Each JSON looks like this:
{
"frame": 0,
"landmarks": [
{
"x": 0.4936003088951111,
"y": 0.19043749570846558,
"z": -1.181049108505249,
"visibility": 0.9997064471244812
},
{
"x": 0.5202051401138306,
"y": 0.15045350790023804,
"z": -1.1277518272399902,
"visibility": 0.9993149042129517
},
(...)
{
"x": 0.4366815686225891,
"y": 1.9366867542266846,
"z": 0.12023007124662399,
"visibility": 0.04526037722826004
}
]
}🧠 What I tried
Then I tried converting them into .pose format using:
from pose_format.utils.holistic import load_mediapipe_directory
signal = "/home/.../-fZc293MpJk_0-1-rgb_front"
pose = load_mediapipe_directory(signal, fps=50, width=674, height=588)
with open(f"{signal}/pose.pose", "wb") as f:
pose.write(f)But I get this error:
Traceback (most recent call last):
File "...", line 16, in <module>
pose = load_mediapipe_directory(output_path, fps=fps, width=width, height=height)
File ".../pose_format/utils/holistic.py", line 397, in load_mediapipe_directory
num_pose_points = first_frame["pose_landmarks"]["num_landmarks"]
KeyError: 'num_landmarks'
This makes sense because my JSON files do not have a num_landmarks key.

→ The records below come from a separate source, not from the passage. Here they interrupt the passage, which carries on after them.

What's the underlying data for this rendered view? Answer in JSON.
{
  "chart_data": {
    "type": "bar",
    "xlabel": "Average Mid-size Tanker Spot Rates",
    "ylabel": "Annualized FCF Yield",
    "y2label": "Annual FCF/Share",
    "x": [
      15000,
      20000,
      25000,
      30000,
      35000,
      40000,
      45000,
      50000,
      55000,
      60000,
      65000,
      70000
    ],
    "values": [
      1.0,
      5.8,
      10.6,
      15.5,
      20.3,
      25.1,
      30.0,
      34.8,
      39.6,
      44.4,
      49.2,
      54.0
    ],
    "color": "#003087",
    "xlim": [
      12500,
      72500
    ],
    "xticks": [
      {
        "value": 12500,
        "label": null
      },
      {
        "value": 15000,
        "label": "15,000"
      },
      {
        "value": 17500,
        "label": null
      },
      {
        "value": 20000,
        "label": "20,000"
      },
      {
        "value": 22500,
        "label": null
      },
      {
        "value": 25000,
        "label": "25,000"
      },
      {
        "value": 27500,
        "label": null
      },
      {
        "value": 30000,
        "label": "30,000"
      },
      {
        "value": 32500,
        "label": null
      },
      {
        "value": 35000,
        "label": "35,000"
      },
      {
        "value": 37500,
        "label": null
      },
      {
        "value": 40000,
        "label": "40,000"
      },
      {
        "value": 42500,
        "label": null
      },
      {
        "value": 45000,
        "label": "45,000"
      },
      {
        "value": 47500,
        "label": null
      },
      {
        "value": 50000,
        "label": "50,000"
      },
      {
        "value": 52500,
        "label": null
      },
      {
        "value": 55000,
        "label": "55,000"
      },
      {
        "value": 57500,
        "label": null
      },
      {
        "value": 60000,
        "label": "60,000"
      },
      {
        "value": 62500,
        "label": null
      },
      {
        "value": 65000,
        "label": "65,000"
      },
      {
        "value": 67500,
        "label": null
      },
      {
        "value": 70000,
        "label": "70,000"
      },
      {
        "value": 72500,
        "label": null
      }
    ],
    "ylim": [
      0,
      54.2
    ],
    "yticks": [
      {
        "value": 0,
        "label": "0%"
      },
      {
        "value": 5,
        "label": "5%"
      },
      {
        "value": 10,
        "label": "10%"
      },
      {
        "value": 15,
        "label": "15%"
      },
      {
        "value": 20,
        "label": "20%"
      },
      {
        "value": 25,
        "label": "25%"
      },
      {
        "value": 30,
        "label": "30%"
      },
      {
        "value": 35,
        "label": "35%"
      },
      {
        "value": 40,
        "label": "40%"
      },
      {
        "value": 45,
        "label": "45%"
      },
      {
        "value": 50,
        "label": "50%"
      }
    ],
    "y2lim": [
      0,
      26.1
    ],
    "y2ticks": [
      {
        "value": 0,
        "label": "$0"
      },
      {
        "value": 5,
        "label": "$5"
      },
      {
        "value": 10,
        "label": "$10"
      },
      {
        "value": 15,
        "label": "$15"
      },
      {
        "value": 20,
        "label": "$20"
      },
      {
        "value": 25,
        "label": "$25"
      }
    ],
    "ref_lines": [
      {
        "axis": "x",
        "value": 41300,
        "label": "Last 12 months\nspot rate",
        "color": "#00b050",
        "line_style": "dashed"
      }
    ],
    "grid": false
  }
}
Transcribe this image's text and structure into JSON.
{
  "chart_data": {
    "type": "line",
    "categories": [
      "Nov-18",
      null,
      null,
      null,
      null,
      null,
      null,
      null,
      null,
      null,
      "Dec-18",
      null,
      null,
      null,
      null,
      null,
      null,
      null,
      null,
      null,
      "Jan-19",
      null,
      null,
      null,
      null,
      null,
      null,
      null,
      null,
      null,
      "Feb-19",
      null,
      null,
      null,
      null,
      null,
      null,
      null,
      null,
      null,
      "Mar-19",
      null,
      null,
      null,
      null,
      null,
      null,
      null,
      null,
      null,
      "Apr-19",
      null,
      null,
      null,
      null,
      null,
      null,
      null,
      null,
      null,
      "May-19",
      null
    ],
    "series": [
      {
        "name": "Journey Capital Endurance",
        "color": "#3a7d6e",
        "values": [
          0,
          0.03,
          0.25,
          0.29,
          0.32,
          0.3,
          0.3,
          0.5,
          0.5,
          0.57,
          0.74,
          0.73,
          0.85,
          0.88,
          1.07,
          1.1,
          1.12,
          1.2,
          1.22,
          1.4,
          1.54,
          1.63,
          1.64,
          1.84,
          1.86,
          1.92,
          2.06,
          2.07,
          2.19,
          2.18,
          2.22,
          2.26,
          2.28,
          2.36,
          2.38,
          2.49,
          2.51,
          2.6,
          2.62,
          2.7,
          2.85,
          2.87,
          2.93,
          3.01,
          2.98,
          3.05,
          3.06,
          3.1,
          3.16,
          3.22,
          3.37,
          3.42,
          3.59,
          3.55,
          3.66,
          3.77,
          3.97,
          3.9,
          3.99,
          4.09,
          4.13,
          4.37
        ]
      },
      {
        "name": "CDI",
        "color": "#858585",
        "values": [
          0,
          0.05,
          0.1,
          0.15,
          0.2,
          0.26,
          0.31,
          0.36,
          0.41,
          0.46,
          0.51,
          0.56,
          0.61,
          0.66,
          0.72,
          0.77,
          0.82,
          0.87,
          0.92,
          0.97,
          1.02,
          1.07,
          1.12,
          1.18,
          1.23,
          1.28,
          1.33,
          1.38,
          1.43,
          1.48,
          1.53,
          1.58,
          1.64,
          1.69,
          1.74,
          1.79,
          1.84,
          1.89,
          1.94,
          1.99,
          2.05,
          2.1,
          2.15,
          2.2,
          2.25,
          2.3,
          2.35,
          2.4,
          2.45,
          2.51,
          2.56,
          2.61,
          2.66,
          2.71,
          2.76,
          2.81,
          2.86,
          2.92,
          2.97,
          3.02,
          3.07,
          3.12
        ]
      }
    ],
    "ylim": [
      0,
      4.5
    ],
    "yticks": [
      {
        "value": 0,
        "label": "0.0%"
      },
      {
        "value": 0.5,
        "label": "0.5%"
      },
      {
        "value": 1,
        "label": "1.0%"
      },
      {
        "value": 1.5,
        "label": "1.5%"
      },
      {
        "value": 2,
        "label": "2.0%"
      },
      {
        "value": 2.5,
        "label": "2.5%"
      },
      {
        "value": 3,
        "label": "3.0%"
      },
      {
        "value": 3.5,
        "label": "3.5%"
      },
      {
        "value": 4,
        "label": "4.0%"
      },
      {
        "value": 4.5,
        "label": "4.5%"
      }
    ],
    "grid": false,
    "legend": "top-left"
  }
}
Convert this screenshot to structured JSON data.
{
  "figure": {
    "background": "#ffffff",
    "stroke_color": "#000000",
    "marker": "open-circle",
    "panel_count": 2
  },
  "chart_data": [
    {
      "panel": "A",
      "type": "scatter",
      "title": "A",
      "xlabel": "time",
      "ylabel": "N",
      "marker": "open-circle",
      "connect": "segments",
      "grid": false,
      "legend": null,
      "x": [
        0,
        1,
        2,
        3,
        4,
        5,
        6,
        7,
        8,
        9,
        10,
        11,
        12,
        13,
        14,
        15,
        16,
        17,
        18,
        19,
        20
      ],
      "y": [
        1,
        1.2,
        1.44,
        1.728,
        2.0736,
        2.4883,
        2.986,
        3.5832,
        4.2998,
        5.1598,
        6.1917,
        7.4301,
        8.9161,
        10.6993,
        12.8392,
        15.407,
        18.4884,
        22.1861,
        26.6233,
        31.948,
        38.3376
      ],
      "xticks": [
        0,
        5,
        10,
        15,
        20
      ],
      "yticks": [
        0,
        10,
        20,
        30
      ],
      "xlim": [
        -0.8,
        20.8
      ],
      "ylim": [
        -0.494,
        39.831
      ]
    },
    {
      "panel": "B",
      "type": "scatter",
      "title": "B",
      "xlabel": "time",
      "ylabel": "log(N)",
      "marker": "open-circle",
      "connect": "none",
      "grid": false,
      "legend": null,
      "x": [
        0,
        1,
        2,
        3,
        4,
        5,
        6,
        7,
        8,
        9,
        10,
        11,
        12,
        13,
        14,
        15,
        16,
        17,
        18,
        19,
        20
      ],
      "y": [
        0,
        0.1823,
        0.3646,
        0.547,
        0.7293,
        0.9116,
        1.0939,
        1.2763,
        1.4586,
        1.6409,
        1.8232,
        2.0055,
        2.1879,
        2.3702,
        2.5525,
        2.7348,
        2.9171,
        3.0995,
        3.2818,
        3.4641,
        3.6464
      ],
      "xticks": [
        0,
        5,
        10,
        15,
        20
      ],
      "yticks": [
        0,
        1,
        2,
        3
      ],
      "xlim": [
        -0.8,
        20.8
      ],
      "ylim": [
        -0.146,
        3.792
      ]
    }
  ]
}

I couldn’t find where this value comes from, since it doesn’t seem to appear in the MediaPipe result object (after result = landmarker.detect(mp_image)).
🔍 What I’ve checked
Reading the code here, it seems num_landmarks and related metadata are expected to already exist in the JSON files — and it looks like in your implementation you assign these values internally.
❓Questions
- Is there any example or script that shows how you extracted and formatted the MediaPipe Holistic outputs to make them compatible with
load_mediapipe_directory? - How can I know how many landmarks should be included for:
face_landmarkspose_landmarksleft_hand_landmarksright_hand_landmarks
I just want to add that, while I understand you expect people to use your internal code for pose estimation (which makes sense and has never encountered any issue using your code), my goal is simply to understand how to correctly map MediaPipe Holistic outputs to your .pose format — and potentially generalize this process for other pose estimators in the future.